Che cosa resta allora da capire di questa storia e a chi è rivolta veramente questa satira? Non è dato sapere! Resta una storia d’amore di un gallo idealista, Chantecler, che è convinto che il suo canto faccia sorgere il sole – situazione veramente comica – e una fascinosa fagiana. E della realtà del pollaio nella sua metaforica rappresentazione in cui si riflettono le condizioni  sociali di una società in cui i gallinacci sono i proletari mentre gli uccelli notturni, i rapaci e rappresentano quelli di destra e le bande giovanili; in cui gli aristocratici sono capeggiati dalla faraona e infine i rospi che incarnano la crudeltà borghese dei nostri giorni? Restano, in verità, solamente i bellissimi variopinti costumi di Silvana Polidori e i magnifici attori del cast che si muovono sulla scena e le coreografie di Andrea Taddei con movimenti scenici e una gestualità  credibile per dei pennuti che – ormai -  come la società di oggi non fanno che sniffare cocaina e in cui Pietro Contempo, Chantecler, il gallo dei galli interpreta il suo ruolo con mesta convinzione.
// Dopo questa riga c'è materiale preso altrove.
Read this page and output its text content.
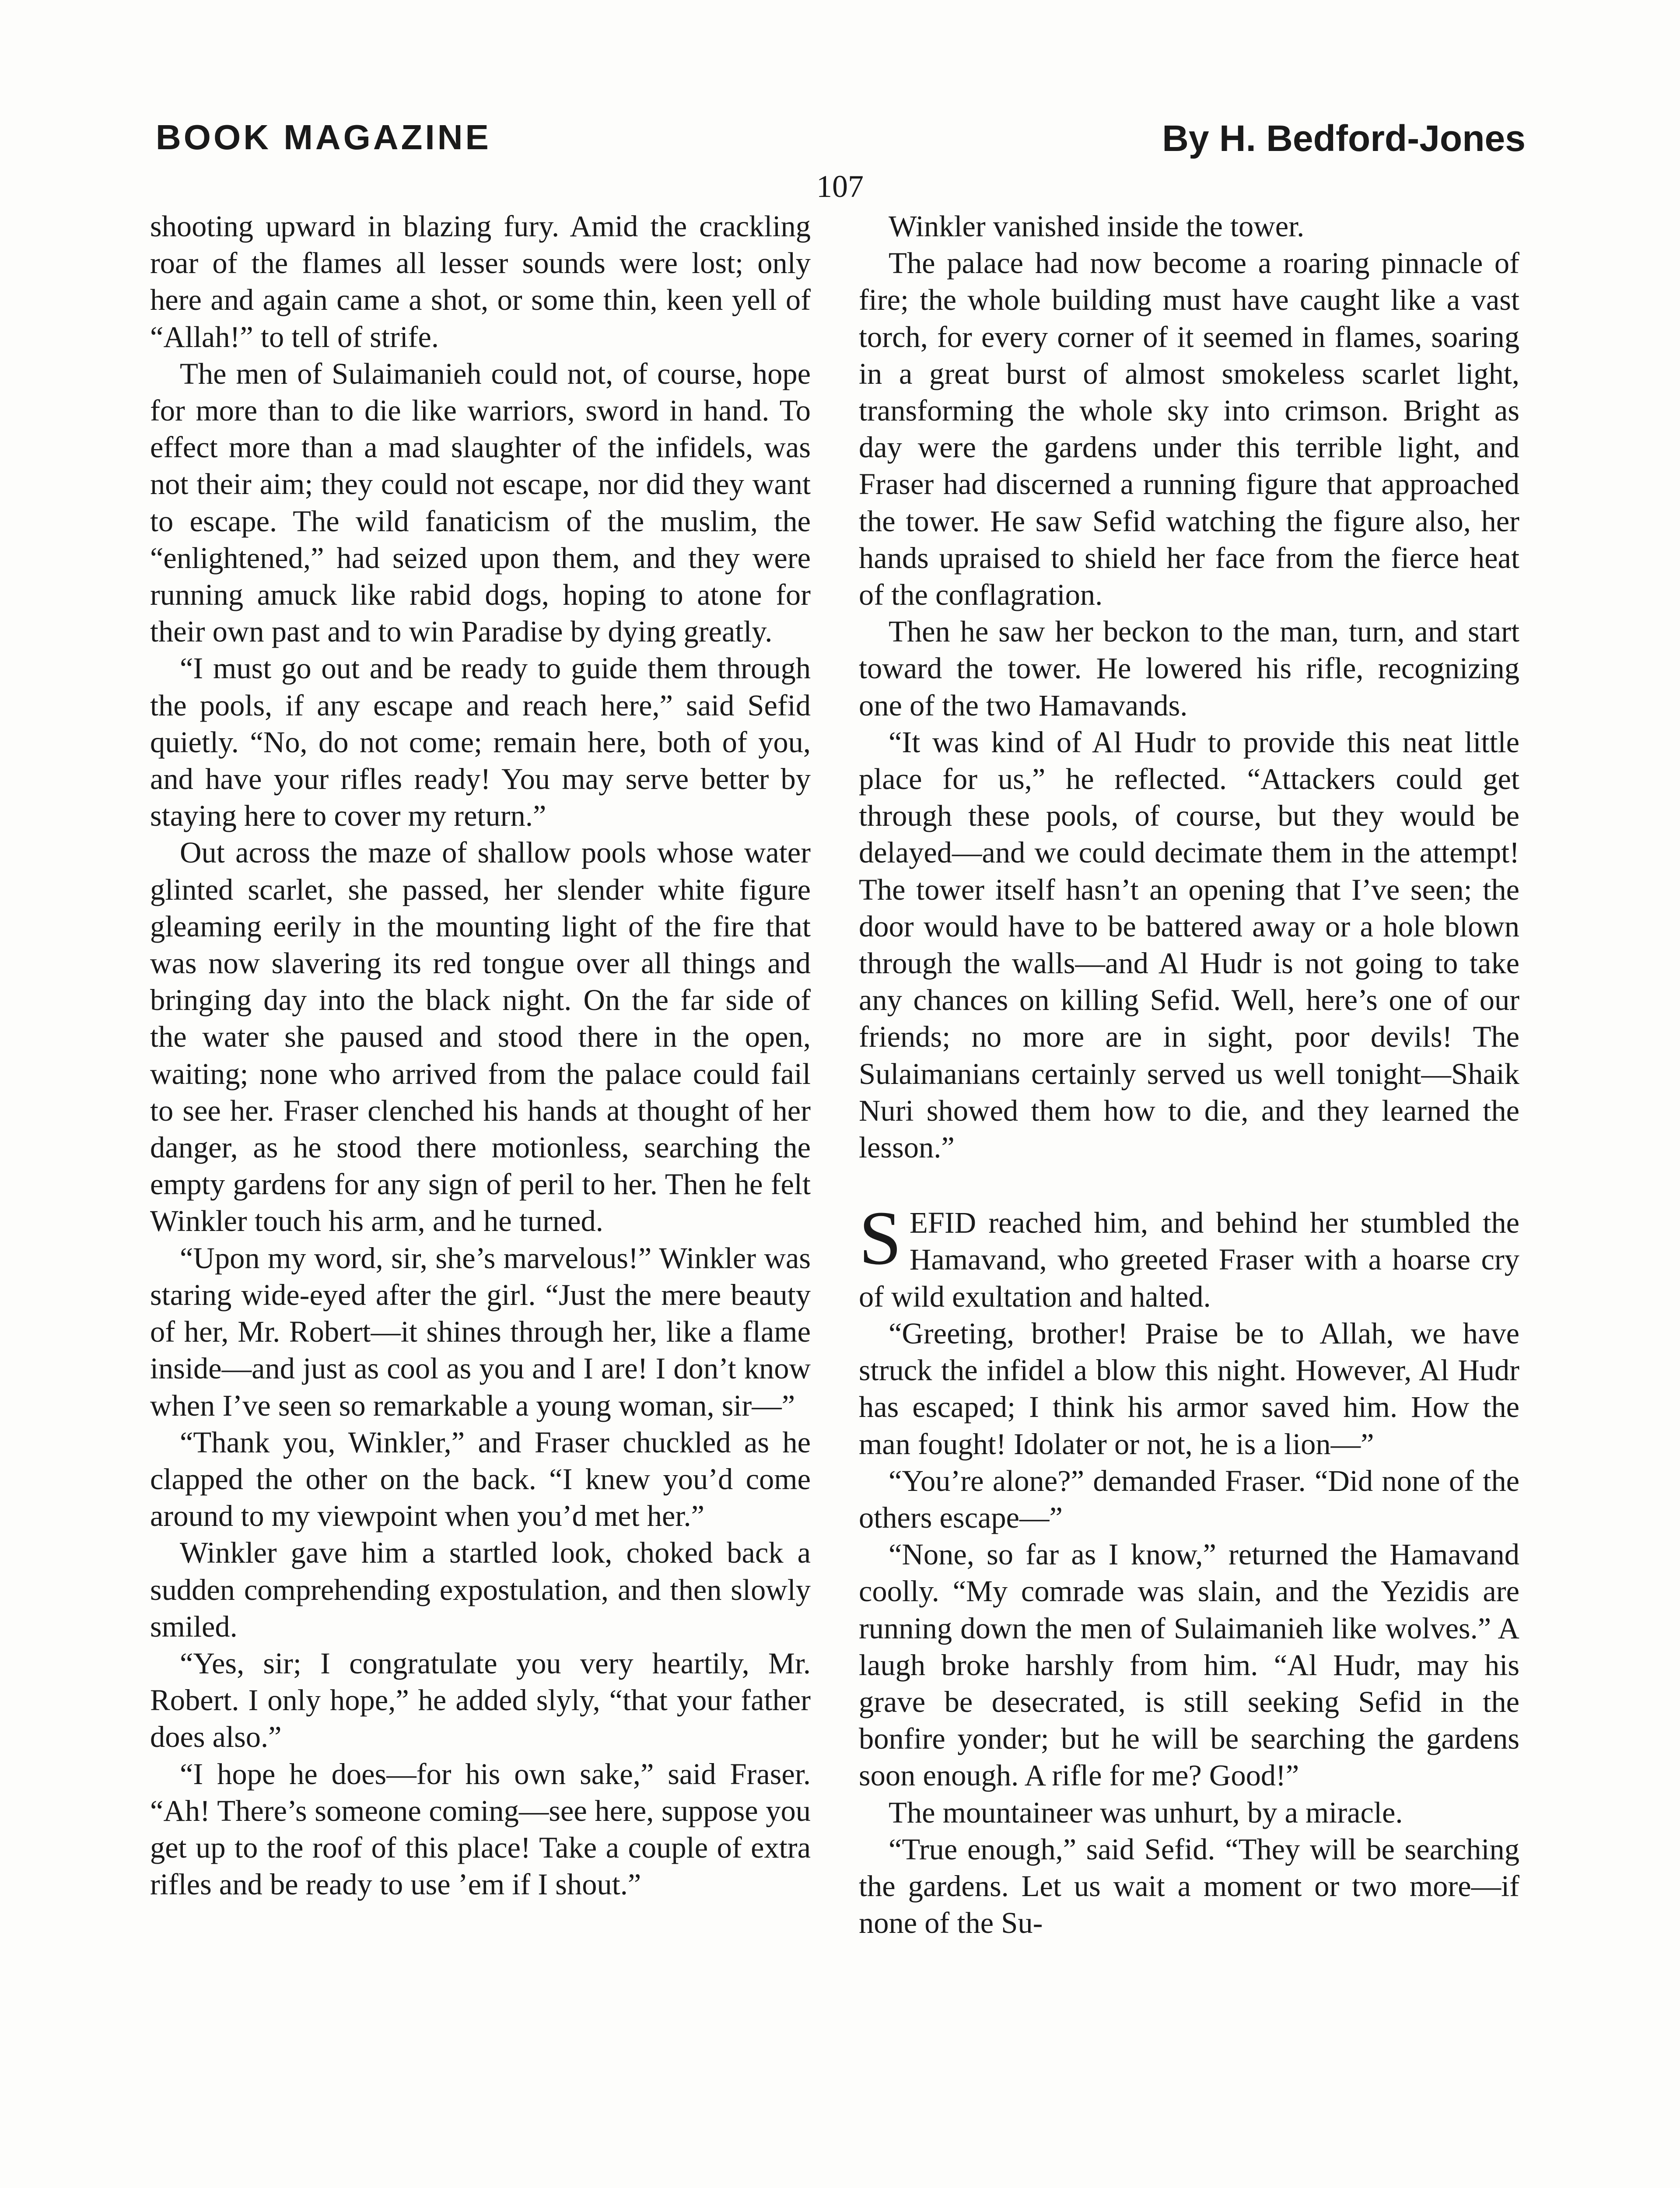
BOOK MAGAZINE	By H. Bedford-Jones
107

shooting upward in blazing fury. Amid the crackling roar of the flames all lesser sounds were lost; only here and again came a shot, or some thin, keen yell of “Allah!” to tell of strife.

The men of Sulaimanieh could not, of course, hope for more than to die like warriors, sword in hand. To effect more than a mad slaughter of the infidels, was not their aim; they could not escape, nor did they want to escape. The wild fanaticism of the muslim, the “enlightened,” had seized upon them, and they were running amuck like rabid dogs, hoping to atone for their own past and to win Paradise by dying greatly.

“I must go out and be ready to guide them through the pools, if any escape and reach here,” said Sefid quietly. “No, do not come; remain here, both of you, and have your rifles ready! You may serve better by staying here to cover my return.”

Out across the maze of shallow pools whose water glinted scarlet, she passed, her slender white figure gleaming eerily in the mounting light of the fire that was now slavering its red tongue over all things and bringing day into the black night. On the far side of the water she paused and stood there in the open, waiting; none who arrived from the palace could fail to see her. Fraser clenched his hands at thought of her danger, as he stood there motionless, searching the empty gardens for any sign of peril to her. Then he felt Winkler touch his arm, and he turned.

“Upon my word, sir, she’s marvelous!” Winkler was staring wide-eyed after the girl. “Just the mere beauty of her, Mr. Robert—it shines through her, like a flame inside—and just as cool as you and I are! I don’t know when I’ve seen so remarkable a young woman, sir—”

“Thank you, Winkler,” and Fraser chuckled as he clapped the other on the back. “I knew you’d come around to my viewpoint when you’d met her.”

Winkler gave him a startled look, choked back a sudden comprehending expostulation, and then slowly smiled.

“Yes, sir; I congratulate you very heartily, Mr. Robert. I only hope,” he added slyly, “that your father does also.”

“I hope he does—for his own sake,” said Fraser. “Ah! There’s someone coming—see here, suppose you get up to the roof of this place! Take a couple of extra rifles and be ready to use ’em if I shout.”

Winkler vanished inside the tower.

The palace had now become a roaring pinnacle of fire; the whole building must have caught like a vast torch, for every corner of it seemed in flames, soaring in a great burst of almost smokeless scarlet light, transforming the whole sky into crimson. Bright as day were the gardens under this terrible light, and Fraser had discerned a running figure that approached the tower. He saw Sefid watching the figure also, her hands upraised to shield her face from the fierce heat of the conflagration.

Then he saw her beckon to the man, turn, and start toward the tower. He lowered his rifle, recognizing one of the two Hamavands.

“It was kind of Al Hudr to provide this neat little place for us,” he reflected. “Attackers could get through these pools, of course, but they would be delayed—and we could decimate them in the attempt! The tower itself hasn’t an opening that I’ve seen; the door would have to be battered away or a hole blown through the walls—and Al Hudr is not going to take any chances on killing Sefid. Well, here’s one of our friends; no more are in sight, poor devils! The Sulaimanians certainly served us well tonight—Shaik Nuri showed them how to die, and they learned the lesson.”

SEFID reached him, and behind her stumbled the Hamavand, who greeted Fraser with a hoarse cry of wild exultation and halted.

“Greeting, brother! Praise be to Allah, we have struck the infidel a blow this night. However, Al Hudr has escaped; I think his armor saved him. How the man fought! Idolater or not, he is a lion—”

“You’re alone?” demanded Fraser. “Did none of the others escape—”

“None, so far as I know,” returned the Hamavand coolly. “My comrade was slain, and the Yezidis are running down the men of Sulaimanieh like wolves.” A laugh broke harshly from him. “Al Hudr, may his grave be desecrated, is still seeking Sefid in the bonfire yonder; but he will be searching the gardens soon enough. A rifle for me? Good!”

The mountaineer was unhurt, by a miracle.

“True enough,” said Sefid. “They will be searching the gardens. Let us wait a moment or two more—if none of the Su-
In questa rappresentazione drammaturgica in cui la regia ha mosso 25 attori più 5 musicisti in scena in movimenti individuali e corali ben orchestrati si accompagna la musica di Enzo Gragnaniello diretta da Pippo Russo che fonde suoni di strumenti arcaici e della moderna ricerca elettronica che risulta non solo come collant fra le varie storie ma in certi momenti ne diventa protagonista.

Citiamo gli attori per la loro bravura, dei veri mimi, perfetti nei dettagli e nella coralità dell’impianto scenico. Pietro Contempo è un romantico innamorato animato da grandi speranze e altrettanti illusioni. Carla Cassola  è la faraona. Ernesto Lama è il merlo, straordinario tessitore di trame. Rossana Bonafede è un delizioso pulcino. Agostino Zumbo è un serioso e ambiguo tacchino. Imma Villa è la fagiana innamorata. Giovanni Carta  è Orione, Gilles Coullet un elegante galletto. Daniele Gongiaruk è il gufo mentre Olivia Spinarelli è il cane; Evelyn Famà ed Egle Doria due gallinelle e tutti gli altri, bravissimi, di questo insolito pollaio.

Il pubblico ha applaudito alla bravura e fatica degli attori, alla loro esibizione nel ruolo.